An Army Veteran turned white supremacist entered a Sikh temple in  Wisconsin Aug. 5. and went on a shooting rampage, just 16 days after the  Colorado movie theater massacre. At the hands of gunman Michael Page’s work, six worshipers were left  dead and four wounded. Of those wounded was a police officer. Page,  40, later killed himself after being wounded by another police officer.

The shooting has, again, reunited the issue of gun control. Despite his  criminal record, Page legally bought the 9mm semiautomatic handgun,  bringing to debate whether gun control laws are strict enough. However, another topic surfacing addresses the psyche of the shooter as well as others who have a hatred for Islam. It’s called  Islamophobia and is a form of racism that has been around  since the early 1900s. The term is described as a prejudice, hatred or irrational  fear of Muslims. In the 2000s, there was an emerge of Islamophobics, no doubt from the  attacks of September 11.

A man prays outside the Sikh Temple of Wisconsin in Oak Creek, Wisconsin.

After that tragic day when the world trade centers collapsed, the United States turned on Muslims and Sikhs became hate crime targets. Even thought they are not the same religions, Sikhs are often confused with Muslims because they wear turbans and grow long beards.

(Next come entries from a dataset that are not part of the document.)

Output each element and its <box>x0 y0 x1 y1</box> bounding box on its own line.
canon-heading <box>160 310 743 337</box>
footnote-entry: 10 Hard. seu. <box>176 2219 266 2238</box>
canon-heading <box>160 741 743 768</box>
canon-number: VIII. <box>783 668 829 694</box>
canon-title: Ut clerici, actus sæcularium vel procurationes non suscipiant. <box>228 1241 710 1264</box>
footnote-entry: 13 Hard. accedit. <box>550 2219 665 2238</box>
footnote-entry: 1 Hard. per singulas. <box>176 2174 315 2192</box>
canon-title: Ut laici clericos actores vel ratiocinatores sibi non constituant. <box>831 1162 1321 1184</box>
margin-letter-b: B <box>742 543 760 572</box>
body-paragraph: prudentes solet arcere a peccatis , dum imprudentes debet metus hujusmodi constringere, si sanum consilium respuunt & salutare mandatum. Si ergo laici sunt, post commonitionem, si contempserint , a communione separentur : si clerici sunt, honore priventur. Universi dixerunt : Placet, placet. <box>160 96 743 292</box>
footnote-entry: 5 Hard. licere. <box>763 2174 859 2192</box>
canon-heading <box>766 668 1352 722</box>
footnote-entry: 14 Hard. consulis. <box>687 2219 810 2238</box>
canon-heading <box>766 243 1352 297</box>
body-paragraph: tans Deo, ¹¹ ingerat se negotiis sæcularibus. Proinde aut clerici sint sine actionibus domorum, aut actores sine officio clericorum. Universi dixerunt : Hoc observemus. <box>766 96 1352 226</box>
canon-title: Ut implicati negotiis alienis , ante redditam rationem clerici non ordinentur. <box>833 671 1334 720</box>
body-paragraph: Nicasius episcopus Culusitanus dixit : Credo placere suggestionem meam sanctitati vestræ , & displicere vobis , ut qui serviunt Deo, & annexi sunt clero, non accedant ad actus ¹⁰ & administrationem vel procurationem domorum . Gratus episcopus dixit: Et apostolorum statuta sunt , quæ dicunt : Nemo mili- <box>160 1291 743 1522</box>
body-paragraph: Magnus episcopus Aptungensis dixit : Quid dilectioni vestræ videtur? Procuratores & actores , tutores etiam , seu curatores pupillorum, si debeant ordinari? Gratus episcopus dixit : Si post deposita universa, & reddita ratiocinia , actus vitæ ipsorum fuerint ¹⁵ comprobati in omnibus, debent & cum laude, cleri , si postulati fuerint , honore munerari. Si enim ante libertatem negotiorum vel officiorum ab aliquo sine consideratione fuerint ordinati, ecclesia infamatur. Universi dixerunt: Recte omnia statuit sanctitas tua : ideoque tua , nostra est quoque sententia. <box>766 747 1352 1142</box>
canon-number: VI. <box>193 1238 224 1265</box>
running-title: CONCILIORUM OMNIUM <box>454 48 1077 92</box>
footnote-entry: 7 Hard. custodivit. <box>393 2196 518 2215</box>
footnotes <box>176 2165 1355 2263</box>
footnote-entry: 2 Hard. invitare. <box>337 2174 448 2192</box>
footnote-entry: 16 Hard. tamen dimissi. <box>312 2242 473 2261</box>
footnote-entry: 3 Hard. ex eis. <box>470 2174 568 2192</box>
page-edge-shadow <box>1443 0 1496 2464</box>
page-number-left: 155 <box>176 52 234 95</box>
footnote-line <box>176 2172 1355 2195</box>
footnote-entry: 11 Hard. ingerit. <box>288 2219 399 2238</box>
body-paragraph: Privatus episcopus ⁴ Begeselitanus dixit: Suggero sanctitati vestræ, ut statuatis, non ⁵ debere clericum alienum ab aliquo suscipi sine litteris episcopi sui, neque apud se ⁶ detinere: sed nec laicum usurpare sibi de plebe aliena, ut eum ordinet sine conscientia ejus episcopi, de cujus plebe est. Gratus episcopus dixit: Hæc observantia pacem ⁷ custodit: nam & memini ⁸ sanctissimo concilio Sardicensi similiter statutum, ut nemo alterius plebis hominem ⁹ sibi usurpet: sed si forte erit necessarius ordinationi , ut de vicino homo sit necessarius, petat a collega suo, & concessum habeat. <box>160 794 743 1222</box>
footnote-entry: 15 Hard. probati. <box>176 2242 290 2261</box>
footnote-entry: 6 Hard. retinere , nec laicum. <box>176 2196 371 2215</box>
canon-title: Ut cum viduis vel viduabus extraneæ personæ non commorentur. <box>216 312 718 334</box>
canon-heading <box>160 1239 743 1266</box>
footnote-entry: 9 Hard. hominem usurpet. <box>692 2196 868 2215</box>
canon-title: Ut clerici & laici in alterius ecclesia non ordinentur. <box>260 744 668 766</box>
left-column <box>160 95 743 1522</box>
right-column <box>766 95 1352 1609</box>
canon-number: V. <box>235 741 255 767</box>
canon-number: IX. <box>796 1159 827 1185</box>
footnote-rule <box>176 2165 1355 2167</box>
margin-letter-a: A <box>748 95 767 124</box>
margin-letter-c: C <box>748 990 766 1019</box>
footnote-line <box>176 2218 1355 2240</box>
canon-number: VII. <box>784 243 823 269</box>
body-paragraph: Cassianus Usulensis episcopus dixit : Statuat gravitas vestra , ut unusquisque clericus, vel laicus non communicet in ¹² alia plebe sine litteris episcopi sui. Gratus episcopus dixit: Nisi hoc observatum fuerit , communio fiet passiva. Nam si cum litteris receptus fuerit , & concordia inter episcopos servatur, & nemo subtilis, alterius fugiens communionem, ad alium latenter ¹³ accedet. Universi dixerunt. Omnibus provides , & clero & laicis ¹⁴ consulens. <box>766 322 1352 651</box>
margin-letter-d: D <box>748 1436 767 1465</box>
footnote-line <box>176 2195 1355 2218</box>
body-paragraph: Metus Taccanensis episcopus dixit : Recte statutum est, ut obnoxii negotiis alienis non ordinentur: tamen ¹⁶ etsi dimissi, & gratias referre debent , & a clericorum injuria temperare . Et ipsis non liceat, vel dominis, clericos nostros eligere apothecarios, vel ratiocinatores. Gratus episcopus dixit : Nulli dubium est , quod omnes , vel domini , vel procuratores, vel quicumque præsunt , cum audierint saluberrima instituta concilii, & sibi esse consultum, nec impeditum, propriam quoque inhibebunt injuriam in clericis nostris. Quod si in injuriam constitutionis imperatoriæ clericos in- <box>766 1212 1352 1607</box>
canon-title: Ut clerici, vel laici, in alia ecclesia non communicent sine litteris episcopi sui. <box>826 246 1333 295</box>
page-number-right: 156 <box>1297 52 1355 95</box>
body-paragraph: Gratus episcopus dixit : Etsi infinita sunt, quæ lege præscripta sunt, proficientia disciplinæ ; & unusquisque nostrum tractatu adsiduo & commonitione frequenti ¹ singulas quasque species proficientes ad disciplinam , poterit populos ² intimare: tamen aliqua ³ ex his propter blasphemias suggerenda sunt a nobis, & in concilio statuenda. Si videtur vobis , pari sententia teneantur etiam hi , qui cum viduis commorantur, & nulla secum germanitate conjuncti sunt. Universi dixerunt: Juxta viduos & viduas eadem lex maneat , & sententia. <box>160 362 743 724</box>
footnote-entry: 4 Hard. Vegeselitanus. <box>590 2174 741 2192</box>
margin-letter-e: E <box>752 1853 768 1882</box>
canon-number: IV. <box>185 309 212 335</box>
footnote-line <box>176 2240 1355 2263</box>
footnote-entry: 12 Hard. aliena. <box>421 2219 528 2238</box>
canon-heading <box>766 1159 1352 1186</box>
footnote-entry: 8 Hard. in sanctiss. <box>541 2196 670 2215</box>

It is not surprising to me that people fear Islam. Propaganda on television always show the Islamic nation at war, engaging in suicide bombings. Even our government has told us to question people in the Muslim faith, with the creation of their no fly list that prevents people from boarding planes under the presumption that they look like they could be a terrorist. From the outside looking in, it seems like Muslims are the enemy and are out to destroy us. Consequently, it’s only natural that a person who fought in this war be swayed to believe the same.

I’m not justifying the action, I fully support the troops and believe they are good people for placing their lives in danger for our freedom. Everyone has their own free will to believe what they wish, even when subjected to images that can seem enticing even if their wrong. However, I am saying, giving the current situation, the concept of a veteran islamophobic is not that far fetched.
The question that everyone is asking is how do we stop Islamophobia? I would counter that with the question, how do we stop any types of discrimination or racism? The answer, I believe, is education. The first thing to do is to accept that we can’t blame an entire culture, religion or race for horrors in the world. Unfortunately, bad things happen and they will continue to happen, but you have to leave it at the people who did it and not generalize the act.

Also, we have to truly believe that we all were created equally, and our differences is what makes the world great. Our strengths allow each one of us the flourish and our weaknesses humbles us to work together. As we build each other up, we gain more inner strength.

Prejudice, hatred, and discrimination is wrong no matter what name we give it. It pains me every time I see an article like this, and I can only hope that one day we as a world will wise up and put hate crimes to rest. Until then my heart goes out to those in this tragedy, and I pray the survivors find peace.